Convertir… en modèle
Dimanche des Rameaux –
Au coeur de l’évangile selon St Matthieu, est caché, comme une perle incrustée dans le coeur de son message, un enseignement qui se fait invitation : « Apprenez de moi que je suis doux et humble de coeur » (Mt 11, 29). Ces paroles d’exhortation que nous trouvons sur les lèvres du Seigneur Jésus, comme si elles surgissaient directement de son coeur, s’offrent à nous – dans la liturgie de ce jour – au maximum de son incarnation et de son avènement, pour devenir pour nous geste de contemplation et exemple à suivre. En priant, l’Église est consciente de devoir se mettre à l’école du Christ Seigneur, non seulement en s’asseyant avec les « foules » (Mt 5,1) sur le mont des béatitudes, mais en souffrant aussi avec son Epoux sur la montagne où l’amour s’offre jusqu’à l’extrême dans l’anéantissement le plus absolu. Nous sommes donc invités à prier avec ces paroles : « Dieu tout-puissant et éternel, toi qui a donné comme modèle aux hommes le Christ, ton fils, notre Sauveur fait homme et humilié jusqu’à la mort sur la croix, fais que nous ayons toujours présent le grand enseignement de sa passion » (Collecte). Le discours sur la montagne, en tant qu’évangile des béatitudes, révèle – dans la passion du Seigneur – un style précis sur le modèle duquel nous sommes appelés à conformer notre façon d’apprendre et de traverser notre vie.

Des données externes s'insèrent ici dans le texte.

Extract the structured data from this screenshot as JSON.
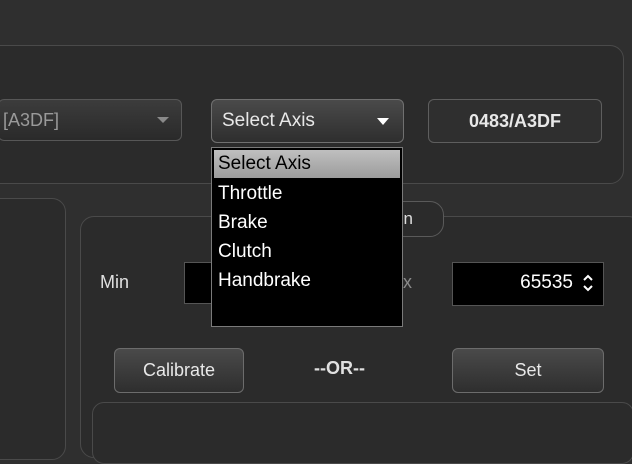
{
  "device_row": {
    "device_combo_text": "[A3DF]",
    "axis_combo_value": "Select Axis",
    "id_badge": "0483/A3DF"
  },
  "axis_dropdown": {
    "options": [
      "Select Axis",
      "Throttle",
      "Brake",
      "Clutch",
      "Handbrake"
    ],
    "selected_index": 0
  },
  "tab_fragment": "n",
  "range": {
    "min_label": "Min",
    "max_label_fragment": "x",
    "max_value": "65535"
  },
  "actions": {
    "calibrate_label": "Calibrate",
    "or_label": "--OR--",
    "set_label": "Set"
  }
}
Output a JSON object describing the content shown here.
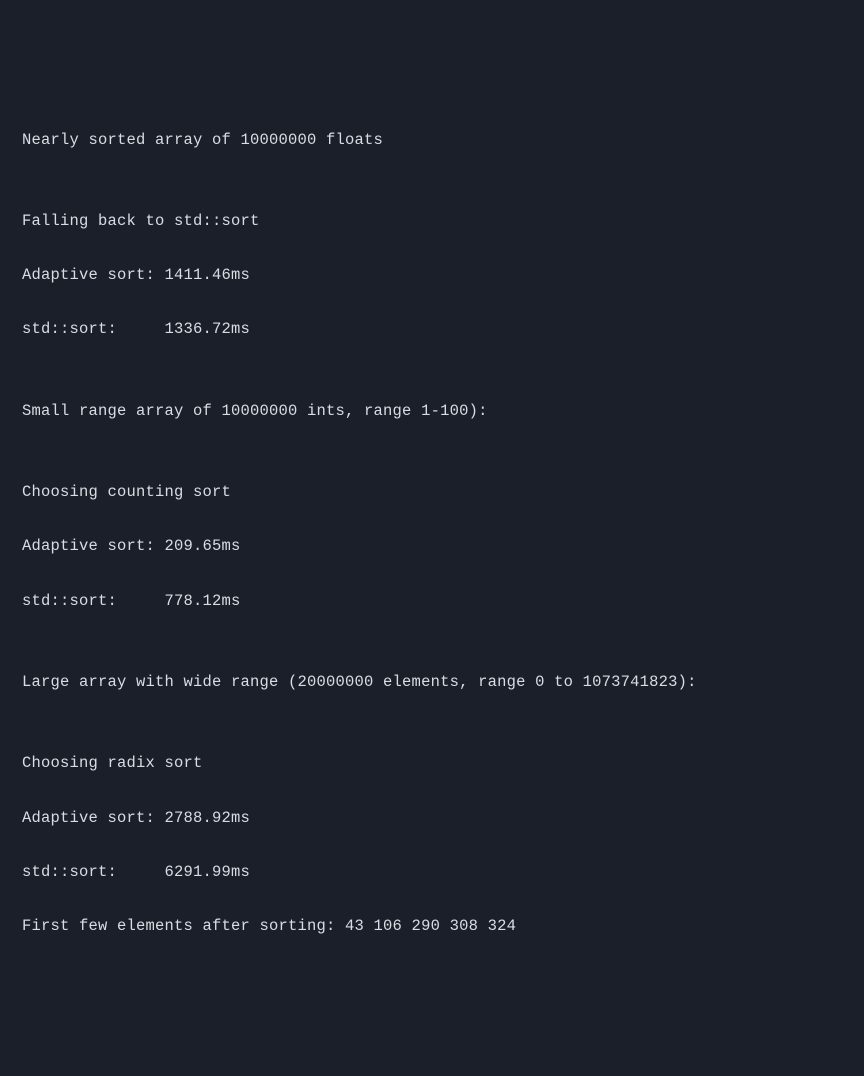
{
  "lines": {
    "l0": "Nearly sorted array of 10000000 floats",
    "l1": "",
    "l2": "Falling back to std::sort",
    "l3": "Adaptive sort: 1411.46ms",
    "l4": "std::sort:     1336.72ms",
    "l5": "",
    "l6": "Small range array of 10000000 ints, range 1-100):",
    "l7": "",
    "l8": "Choosing counting sort",
    "l9": "Adaptive sort: 209.65ms",
    "l10": "std::sort:     778.12ms",
    "l11": "",
    "l12": "Large array with wide range (20000000 elements, range 0 to 1073741823):",
    "l13": "",
    "l14": "Choosing radix sort",
    "l15": "Adaptive sort: 2788.92ms",
    "l16": "std::sort:     6291.99ms",
    "l17": "First few elements after sorting: 43 106 290 308 324"
  }
}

Dans l’évangile de la Passion que nous écoutons pendant la liturgie d’entrée dans la Semaine Sainte, l’évangéliste Matthieu attire toute notre attention sur une particularité : « Mais Jésus se taisait » (Ma 26, 63). Au coeur de son offrande pascale, nous retrouvons en Jésus que la plénitude de sa vie et de sa conscience en tant qu’homme ressemble au mystère de l’incarnation et de l’accueil que Joseph a vécu dans la maison « de David » (Mt 1, 20) … maison de notre humanité. A la fin comme au début, au début comme à la fin, nous retrouvons le silence propre à l’amour ! La chair du Verbe et la particularité incomparable de son humanité resplendissent aujourd’hui dans toute leur fulgurance, se révélant comme la vraie et unique gloire de « Jérusalem » (21, 1) qui l’accueille avec joie et étonnement : « qui est-ce ? » (21,10). Cette question résonne dans notre coeur, pendant que nous écoutons – encore une fois – l’énoncée des « insultes » et des « crachats » (Is 50, 6). Le prophète semble répondre à nos questions étonnées et nous invite à imiter notre Unique Modèle comme aimait à le dire Charles de Foucauld : « Voici que ton Roi vient à toi, modeste, il monte une ânesse, et un ânon, petit d’une bête de somme » (Mt 21, 5). Le cortège royal qui accueille le Christ à Jérusalem est seulement un pâle reflet et une prophétie balbutiante du cortège nuptial qui accompagne le Seigneur Jésus vers la croix.
Ce que le Verbe, rendu muet par amour, réussit à dire en criant « à grande voix » (27,50) enveloppe et remplit le cosmos tout entier en bouleversant l’histoire de l’humanité : « le voile du temple se déchira en deux, de haut en bas ; la terre trembla, les rochers se fendirent , les tombeaux s’ouvrirent et de nombreux corps de saints trépassés ressuscitèrent » (27, 51-52). Avec ces images, Matthieu veut mettre en capacité de comprendre que personne ne peut demeurer comme avant face à la révélation d’un amour et d’une passion de Dieu qui arrive à faire tout cela pour nous. Maintenant, c’est à notre tout, à chacun de nous, de trouver notre place dans le cortège nuptial du Christ doux et humble de coeur.